From The Confessing Reader blog

Richard Meux Benson was a priest in the Church of England and founder of the Society of St. John the Evangelist, the first religious order of monks in the Anglican Communion since the Reformation. In 1858 Benson conducted a retreat for priests using material taken in part from the Spiritual Exercises of Ignatius of Loyola. The form of religious life instituted by Benson was not purely contemplative as its members engaged in active external ministry. From 1870 to 1883 the Society spread to the United States, India, and South Africa. During the creation of the Society, Benson had maintained his duties as a parish vicar. In 1886 he resigned this charge to devote all his attention to the Society and its mission.

Charles de Foucauld


From Artblog, a French blog site

His aristocratic French parents died while Charles de Foucauld was still quite young, leaving him a large fortune. He spent a rowdy youth, joined the military, and traveled among the Muslim populations of North Africa but remained an agnostic. Back in France, he embarked on a religious quest that led him frequently to stop in Catholic Churches to make this prayer: "God, if you exist, let me know it" which led to a profound conversion to Christ. He visited the Holy Land, and developed a profound love of Nazareth and devotion to the hidden, ordinary life of Mary, Joseph and Jesus. He entered the French Trappist Abbey of Our Lady of the Snows, from which he was assigned to work among Muslim manual laborers. He realized at this point that he was called not to be last as Jesus was, not first. After his ordination into the priesthood, he returned to North Africa and lived among the Touareg as a hermit. His time was spent in manual labor and translating the gospels into the Touareg language. He was murdered by a band of rebellious, anti-French tribesmen. A religious order of men and women have sprung from his witness, called respectively the Little Brothers and the Little Sisters of Jesus. There is also an association of diocesan priests that come from his influence, called Jesus Caritas.

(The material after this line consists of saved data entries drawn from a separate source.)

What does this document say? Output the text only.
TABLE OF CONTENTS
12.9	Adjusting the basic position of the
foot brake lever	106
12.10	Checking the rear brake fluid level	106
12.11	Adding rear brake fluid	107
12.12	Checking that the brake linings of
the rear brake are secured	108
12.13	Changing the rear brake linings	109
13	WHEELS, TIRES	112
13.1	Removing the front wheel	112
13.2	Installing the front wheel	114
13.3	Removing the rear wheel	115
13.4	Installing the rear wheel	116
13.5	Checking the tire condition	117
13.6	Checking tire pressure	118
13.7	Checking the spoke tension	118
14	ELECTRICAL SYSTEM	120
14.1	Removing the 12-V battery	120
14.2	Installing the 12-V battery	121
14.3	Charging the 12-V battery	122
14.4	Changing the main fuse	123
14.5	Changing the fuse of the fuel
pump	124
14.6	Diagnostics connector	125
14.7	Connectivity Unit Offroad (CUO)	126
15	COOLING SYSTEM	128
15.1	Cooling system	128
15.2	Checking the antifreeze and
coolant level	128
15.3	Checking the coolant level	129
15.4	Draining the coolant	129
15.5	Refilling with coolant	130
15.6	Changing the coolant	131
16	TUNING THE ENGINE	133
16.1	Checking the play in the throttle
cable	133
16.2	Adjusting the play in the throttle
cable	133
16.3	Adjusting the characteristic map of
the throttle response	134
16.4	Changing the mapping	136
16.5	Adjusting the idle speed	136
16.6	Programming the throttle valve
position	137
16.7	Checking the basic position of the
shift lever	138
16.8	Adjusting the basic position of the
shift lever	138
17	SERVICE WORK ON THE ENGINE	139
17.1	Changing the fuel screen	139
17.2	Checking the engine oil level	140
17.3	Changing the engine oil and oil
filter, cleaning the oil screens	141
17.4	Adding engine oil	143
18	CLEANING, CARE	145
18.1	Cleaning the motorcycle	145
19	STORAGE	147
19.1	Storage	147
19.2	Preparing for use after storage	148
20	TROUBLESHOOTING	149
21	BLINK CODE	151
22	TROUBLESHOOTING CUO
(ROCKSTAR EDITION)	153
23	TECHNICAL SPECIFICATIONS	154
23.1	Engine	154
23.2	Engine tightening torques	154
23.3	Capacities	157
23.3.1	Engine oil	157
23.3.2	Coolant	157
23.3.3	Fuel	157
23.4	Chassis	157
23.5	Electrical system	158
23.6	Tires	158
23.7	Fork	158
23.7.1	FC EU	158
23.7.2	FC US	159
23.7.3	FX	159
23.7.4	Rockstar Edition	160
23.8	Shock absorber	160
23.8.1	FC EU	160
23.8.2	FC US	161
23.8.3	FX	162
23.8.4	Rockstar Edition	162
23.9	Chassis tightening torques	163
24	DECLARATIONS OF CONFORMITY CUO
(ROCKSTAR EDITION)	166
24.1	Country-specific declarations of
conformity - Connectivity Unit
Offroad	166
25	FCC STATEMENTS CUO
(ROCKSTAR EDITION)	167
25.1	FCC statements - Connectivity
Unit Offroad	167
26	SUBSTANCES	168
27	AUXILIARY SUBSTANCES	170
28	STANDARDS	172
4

1982 photo by John Schutte of Reuters from 2005 death announcement in The New York Times

Brother Roger

Born Roger Schutz in Provence, the son of a Swiss Calvinist pastor and a French Protestant mother, Brother Roger and a group of friends thought it might be possible to avert war in Europe if Christians could unite, so set up facilities in the village of Taizé where they took monastic vows. During World War II, the monks hid refugees, including Jews and resistance fighters. When forced to leave, the community moved to Geneva, quietly grew, then returned to Taizé. With his group of monks—including Lutheran, Anglican, Evangelical, Roman Catholic and Eastern Orthodox members—he sought to create greater unity among Christian churches, but his focus above all was to awaken spirituality among the young people in Europe who were growing up in a secular world. Brother Roger shunned doctrine, and he and his fellow monks developed chants that merged the meditative prayers of Christian religions. At a 1995 gathering, he said, "We have come here to search or to go on searching through silence and prayer, to get in touch with our inner life. Christ always said, Do not worry, give yourself."